Jonathan fut piqué au vif, il réfléchit quelques instants et se pencha vers elle.

– J’entretiens une relation presque passionnelle avec un peintre qui vivait à cette époque.

Elle fit éclater entre ses dents le glaçon qu’elle suçait et détourna son regard vers les étagères chargées de bouteilles.

– Comment est-on amené à s’intéresser aux vies antérieures ? reprit Jonathan.

– En regardant sa montre et en ne se satisfaisant pas de ce qui est écrit dessus.

– Ça, c’est un point de vue que j’essaie désespérément de faire comprendre à mon meilleur ami. D’ailleurs, je n’en porte jamais !

La femme le dévisagea et Jonathan se sentit mal à l’aise.

– Je vous prie de m’excuser, reprit-il, je ne me moquais pas de vous.

– C’est peu fréquent, un homme qui s’excuse. Que faites-vous exactement dans le milieu de la peinture ?

La cendre de la cigarette se courbait dangereusement au-dessus du comptoir. Jonathan fit glisser le cendrier sous l’index jauni de son interlocutrice.

– Je suis expert.

– Alors, votre métier vous fait voyager.

– Beaucoup trop.

La femme aux cheveux argent caressa du doigt le verre de sa montre.

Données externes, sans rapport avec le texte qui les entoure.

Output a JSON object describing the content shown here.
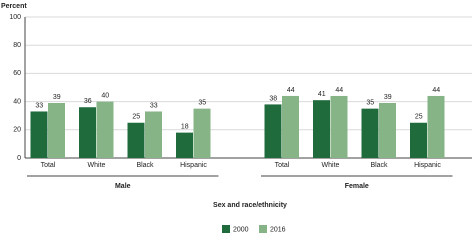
{
  "chart_data": {
    "type": "grouped_bar",
    "y_label": "Percent",
    "x_label": "Sex and race/ethnicity",
    "groups": [
      {
        "name": "Male",
        "categories": [
          "Total",
          "White",
          "Black",
          "Hispanic"
        ]
      },
      {
        "name": "Female",
        "categories": [
          "Total",
          "White",
          "Black",
          "Hispanic"
        ]
      }
    ],
    "series": [
      {
        "name": "2000",
        "color": "#1f6b3c",
        "values": [
          33,
          36,
          25,
          18,
          38,
          41,
          35,
          25
        ]
      },
      {
        "name": "2016",
        "color": "#86b486",
        "values": [
          39,
          40,
          33,
          35,
          44,
          44,
          39,
          44
        ]
      }
    ],
    "ylim": [
      0,
      100
    ],
    "yticks": [
      0,
      20,
      40,
      60,
      80,
      100
    ],
    "grid": true
  }
}
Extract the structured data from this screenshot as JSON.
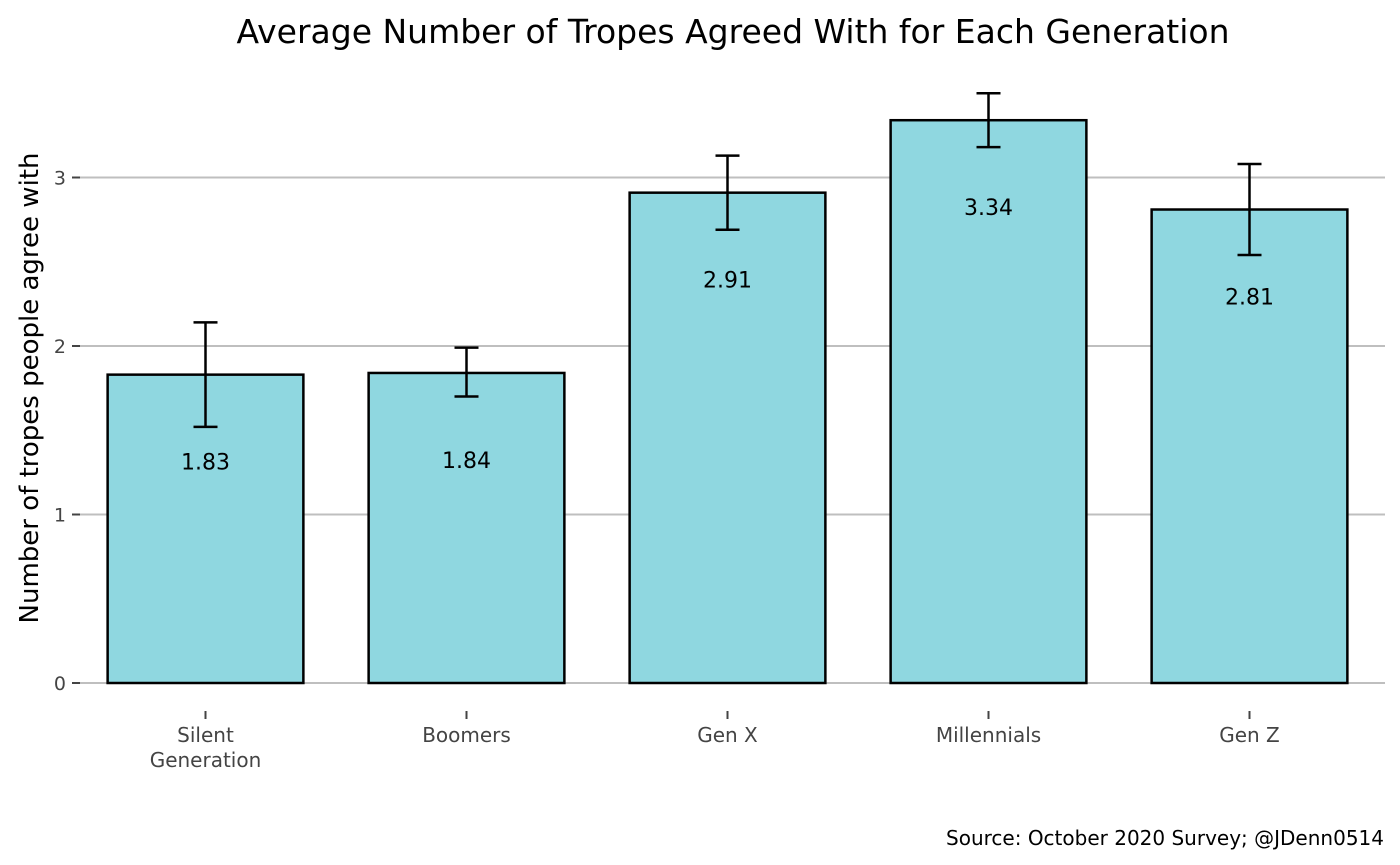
{
  "chart_data": {
    "type": "bar",
    "title": "Average Number of Tropes Agreed With for Each Generation",
    "xlabel": "",
    "ylabel": "Number of tropes people agree with",
    "caption": "Source: October 2020 Survey; @JDenn0514",
    "categories": [
      [
        "Silent",
        "Generation"
      ],
      [
        "Boomers"
      ],
      [
        "Gen X"
      ],
      [
        "Millennials"
      ],
      [
        "Gen Z"
      ]
    ],
    "values": [
      1.83,
      1.84,
      2.91,
      3.34,
      2.81
    ],
    "value_labels": [
      "1.83",
      "1.84",
      "2.91",
      "3.34",
      "2.81"
    ],
    "error_low": [
      1.52,
      1.7,
      2.69,
      3.18,
      2.54
    ],
    "error_high": [
      2.14,
      1.99,
      3.13,
      3.5,
      3.08
    ],
    "yticks": [
      0,
      1,
      2,
      3
    ],
    "ylim": [
      0,
      3.55
    ],
    "grid": "horizontal",
    "legend": "none",
    "colors": {
      "bar_fill": "#8fd7e0",
      "bar_stroke": "#000000",
      "grid": "#bfbfbf",
      "error_bar": "#000000"
    }
  }
}
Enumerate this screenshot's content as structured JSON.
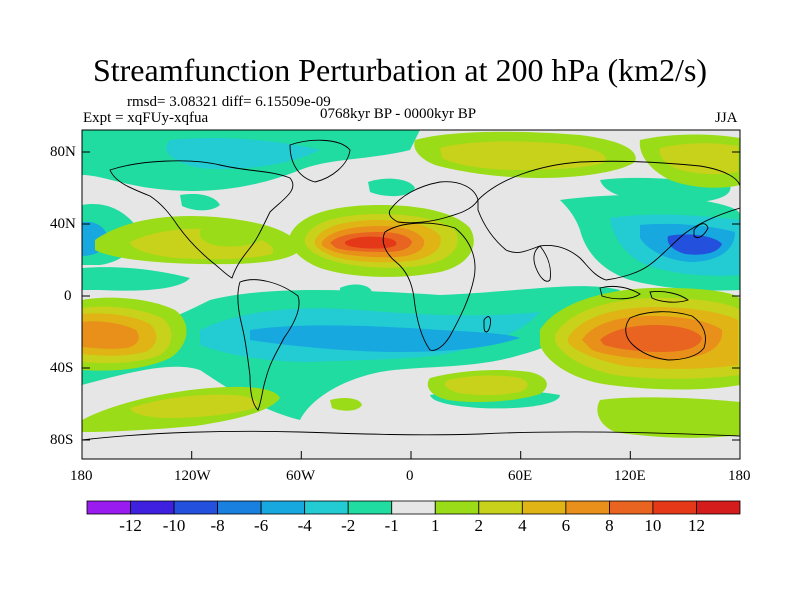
{
  "header": {
    "title": "Streamfunction Perturbation at 200 hPa (km2/s)",
    "stats": "rmsd= 3.08321 diff= 6.15509e-09",
    "experiment": "Expt = xqFUy-xqfua",
    "period": "0768kyr BP - 0000kyr BP",
    "season": "JJA"
  },
  "axes": {
    "lat_labels": [
      "80N",
      "40N",
      "0",
      "40S",
      "80S"
    ],
    "lon_labels": [
      "180",
      "120W",
      "60W",
      "0",
      "60E",
      "120E",
      "180"
    ]
  },
  "colorbar": {
    "labels": [
      "-12",
      "-10",
      "-8",
      "-6",
      "-4",
      "-2",
      "-1",
      "1",
      "2",
      "4",
      "6",
      "8",
      "10",
      "12"
    ],
    "colors": [
      "#9a1bef",
      "#4020e0",
      "#2350dc",
      "#1a80e0",
      "#18a8e0",
      "#22ccd2",
      "#20dca0",
      "#e6e6e6",
      "#9adc18",
      "#c8d21a",
      "#e0b414",
      "#e8901a",
      "#e86420",
      "#e43818",
      "#d41c1c"
    ]
  },
  "chart_data": {
    "type": "contour_map",
    "variable": "streamfunction perturbation",
    "units": "km2/s",
    "level_hPa": 200,
    "contour_levels": [
      -12,
      -10,
      -8,
      -6,
      -4,
      -2,
      -1,
      1,
      2,
      4,
      6,
      8,
      10,
      12
    ],
    "lon_range": [
      -180,
      180
    ],
    "lat_range": [
      -90,
      90
    ],
    "features": [
      {
        "label": "max",
        "lon": -25,
        "lat": 28,
        "value": 11
      },
      {
        "label": "max",
        "lon": 128,
        "lat": -30,
        "value": 9
      },
      {
        "label": "max",
        "lon": -160,
        "lat": -20,
        "value": 8
      },
      {
        "label": "min",
        "lon": 160,
        "lat": 35,
        "value": -9
      },
      {
        "label": "min",
        "lon": -5,
        "lat": -25,
        "value": -6
      },
      {
        "label": "min",
        "lon": -60,
        "lat": -18,
        "value": -5
      },
      {
        "label": "min",
        "lon": -178,
        "lat": 38,
        "value": -6
      }
    ]
  }
}
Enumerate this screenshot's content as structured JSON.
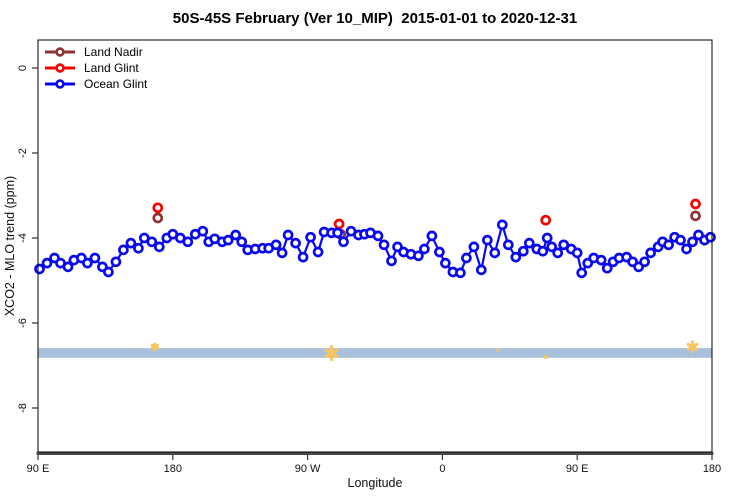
{
  "title": "50S-45S February (Ver 10_MIP)  2015-01-01 to 2020-12-31",
  "chart_data": {
    "type": "scatter",
    "title": "50S-45S February (Ver 10_MIP)  2015-01-01 to 2020-12-31",
    "xlabel": "Longitude",
    "ylabel": "XCO2 - MLO trend (ppm)",
    "grid": false,
    "x_axis": {
      "note": "longitude axis wraps around the globe; positions are degrees east of 90E along the axis",
      "range": [
        0,
        450
      ],
      "ticks": [
        0,
        90,
        180,
        270,
        360,
        450
      ],
      "tick_labels": [
        "90 E",
        "180",
        "90 W",
        "0",
        "90 E",
        "180"
      ]
    },
    "y_axis": {
      "range": [
        -9.04,
        0.66
      ],
      "ticks": [
        0,
        -2,
        -4,
        -6,
        -8
      ],
      "tick_labels": [
        "0",
        "-2",
        "-4",
        "-6",
        "-8"
      ]
    },
    "legend": {
      "position": "top-left",
      "items": [
        {
          "name": "Land Nadir",
          "color": "#8f3430"
        },
        {
          "name": "Land Glint",
          "color": "#f20400"
        },
        {
          "name": "Ocean Glint",
          "color": "#0909f0"
        }
      ]
    },
    "series": [
      {
        "name": "Land Nadir",
        "mode": "points",
        "color": "#8f3430",
        "points": [
          [
            80,
            -3.53
          ],
          [
            202,
            -3.91
          ],
          [
            439,
            -3.48
          ]
        ]
      },
      {
        "name": "Land Glint",
        "mode": "points",
        "color": "#f20400",
        "points": [
          [
            80,
            -3.29
          ],
          [
            201,
            -3.67
          ],
          [
            339,
            -3.58
          ],
          [
            439,
            -3.2
          ]
        ]
      },
      {
        "name": "Ocean Glint",
        "mode": "line+points",
        "color": "#0909f0",
        "points": [
          [
            1,
            -4.73
          ],
          [
            6,
            -4.59
          ],
          [
            11,
            -4.47
          ],
          [
            15,
            -4.59
          ],
          [
            20,
            -4.68
          ],
          [
            24,
            -4.52
          ],
          [
            29,
            -4.47
          ],
          [
            33,
            -4.59
          ],
          [
            38,
            -4.47
          ],
          [
            43,
            -4.68
          ],
          [
            47,
            -4.8
          ],
          [
            52,
            -4.56
          ],
          [
            57,
            -4.28
          ],
          [
            62,
            -4.12
          ],
          [
            67,
            -4.24
          ],
          [
            71,
            -4.0
          ],
          [
            76,
            -4.09
          ],
          [
            81,
            -4.21
          ],
          [
            86,
            -4.0
          ],
          [
            90,
            -3.91
          ],
          [
            95,
            -4.0
          ],
          [
            100,
            -4.09
          ],
          [
            105,
            -3.91
          ],
          [
            110,
            -3.84
          ],
          [
            114,
            -4.09
          ],
          [
            118,
            -4.02
          ],
          [
            123,
            -4.09
          ],
          [
            127,
            -4.05
          ],
          [
            132,
            -3.93
          ],
          [
            136,
            -4.09
          ],
          [
            140,
            -4.28
          ],
          [
            145,
            -4.26
          ],
          [
            150,
            -4.24
          ],
          [
            154,
            -4.24
          ],
          [
            159,
            -4.16
          ],
          [
            163,
            -4.35
          ],
          [
            167,
            -3.93
          ],
          [
            172,
            -4.12
          ],
          [
            177,
            -4.45
          ],
          [
            182,
            -3.98
          ],
          [
            187,
            -4.33
          ],
          [
            191,
            -3.86
          ],
          [
            196,
            -3.88
          ],
          [
            200,
            -3.88
          ],
          [
            204,
            -4.09
          ],
          [
            209,
            -3.84
          ],
          [
            214,
            -3.93
          ],
          [
            218,
            -3.91
          ],
          [
            222,
            -3.88
          ],
          [
            227,
            -3.95
          ],
          [
            231,
            -4.16
          ],
          [
            236,
            -4.54
          ],
          [
            240,
            -4.21
          ],
          [
            244,
            -4.33
          ],
          [
            249,
            -4.38
          ],
          [
            254,
            -4.42
          ],
          [
            258,
            -4.26
          ],
          [
            263,
            -3.95
          ],
          [
            268,
            -4.33
          ],
          [
            272,
            -4.59
          ],
          [
            277,
            -4.8
          ],
          [
            282,
            -4.82
          ],
          [
            286,
            -4.47
          ],
          [
            291,
            -4.21
          ],
          [
            296,
            -4.75
          ],
          [
            300,
            -4.05
          ],
          [
            305,
            -4.35
          ],
          [
            310,
            -3.69
          ],
          [
            314,
            -4.16
          ],
          [
            319,
            -4.45
          ],
          [
            324,
            -4.31
          ],
          [
            328,
            -4.12
          ],
          [
            333,
            -4.26
          ],
          [
            337,
            -4.31
          ],
          [
            340,
            -4.0
          ],
          [
            343,
            -4.21
          ],
          [
            347,
            -4.35
          ],
          [
            351,
            -4.16
          ],
          [
            356,
            -4.26
          ],
          [
            360,
            -4.35
          ],
          [
            363,
            -4.82
          ],
          [
            367,
            -4.59
          ],
          [
            371,
            -4.47
          ],
          [
            376,
            -4.52
          ],
          [
            380,
            -4.71
          ],
          [
            384,
            -4.56
          ],
          [
            388,
            -4.47
          ],
          [
            393,
            -4.45
          ],
          [
            397,
            -4.56
          ],
          [
            401,
            -4.68
          ],
          [
            405,
            -4.56
          ],
          [
            409,
            -4.35
          ],
          [
            414,
            -4.21
          ],
          [
            417,
            -4.09
          ],
          [
            421,
            -4.16
          ],
          [
            425,
            -3.98
          ],
          [
            429,
            -4.05
          ],
          [
            433,
            -4.26
          ],
          [
            437,
            -4.09
          ],
          [
            441,
            -3.93
          ],
          [
            445,
            -4.05
          ],
          [
            449,
            -3.98
          ]
        ]
      }
    ],
    "band": {
      "y_from": -6.59,
      "y_to": -6.82,
      "color": "#a9c0dd"
    },
    "band_marks": {
      "color": "#f8c55f",
      "marks": [
        {
          "x": 78,
          "y": -6.56,
          "size": 6
        },
        {
          "x": 196,
          "y": -6.71,
          "size": 13
        },
        {
          "x": 307,
          "y": -6.64,
          "size": 3
        },
        {
          "x": 339,
          "y": -6.8,
          "size": 4
        },
        {
          "x": 437,
          "y": -6.56,
          "size": 10
        }
      ]
    }
  }
}
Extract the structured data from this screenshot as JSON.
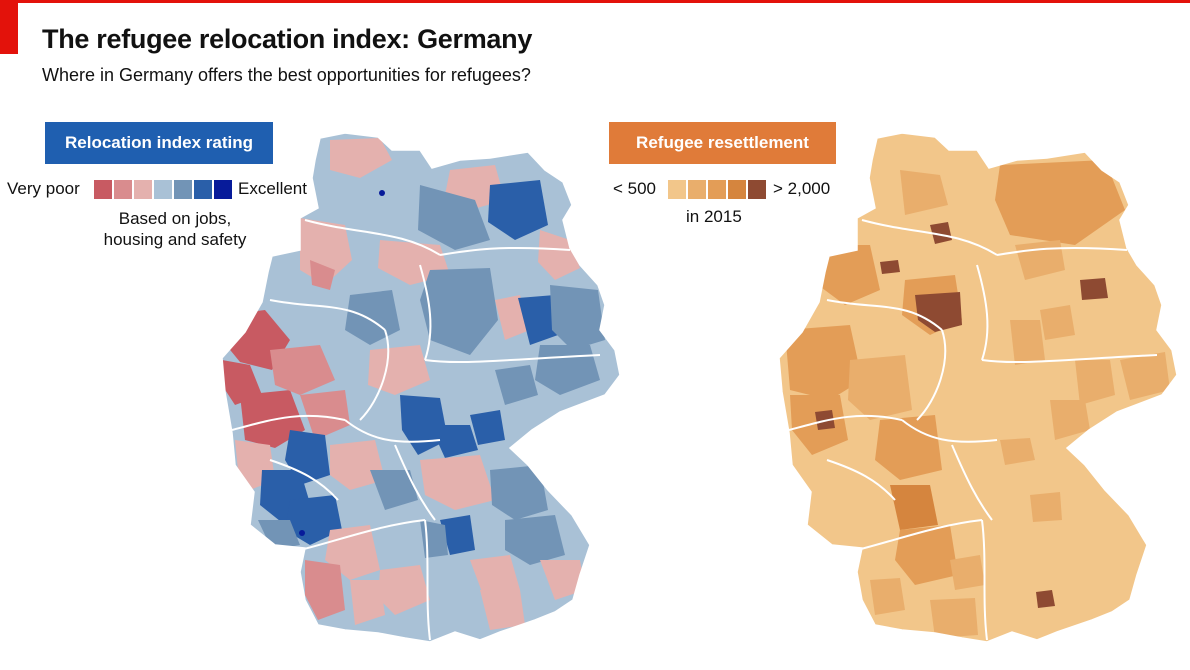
{
  "header": {
    "title": "The refugee relocation index: Germany",
    "subtitle": "Where in Germany offers the best opportunities for refugees?"
  },
  "left_legend": {
    "title": "Relocation index rating",
    "low_label": "Very poor",
    "high_label": "Excellent",
    "note_line1": "Based on jobs,",
    "note_line2": "housing and safety",
    "colors": [
      "#c85a62",
      "#d98c8e",
      "#e4b1ae",
      "#a9c1d6",
      "#7294b6",
      "#2a5fa9",
      "#071b9a"
    ]
  },
  "right_legend": {
    "title": "Refugee resettlement",
    "low_label": "< 500",
    "high_label": "> 2,000",
    "note": "in 2015",
    "colors": [
      "#f2c68a",
      "#e9ae6c",
      "#e39d57",
      "#d5853e",
      "#8e4a32"
    ]
  },
  "colors": {
    "brand_red": "#e3120b",
    "left_base": "#a9c1d6",
    "right_base": "#f2c68a",
    "border": "#ffffff"
  }
}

– Le temps voyage aussi. Il change d’un lieu à un autre. Rien que dans notre pays nous avons quatre heures différentes.

– Je n’en peux plus de ces décalages, mon estomac non plus d’ailleurs. Certaines semaines je prends mon petit déjeuner à l’heure du dîner.

– La perception que nous avons du temps est erronée. Le temps est une dimension remplie de particules d’énergie. Chaque espèce, chaque individu, chaque atome traverse cette dimension différemment. Je prouverai peut-être un jour que c’est le temps qui contient l’univers et non le contraire.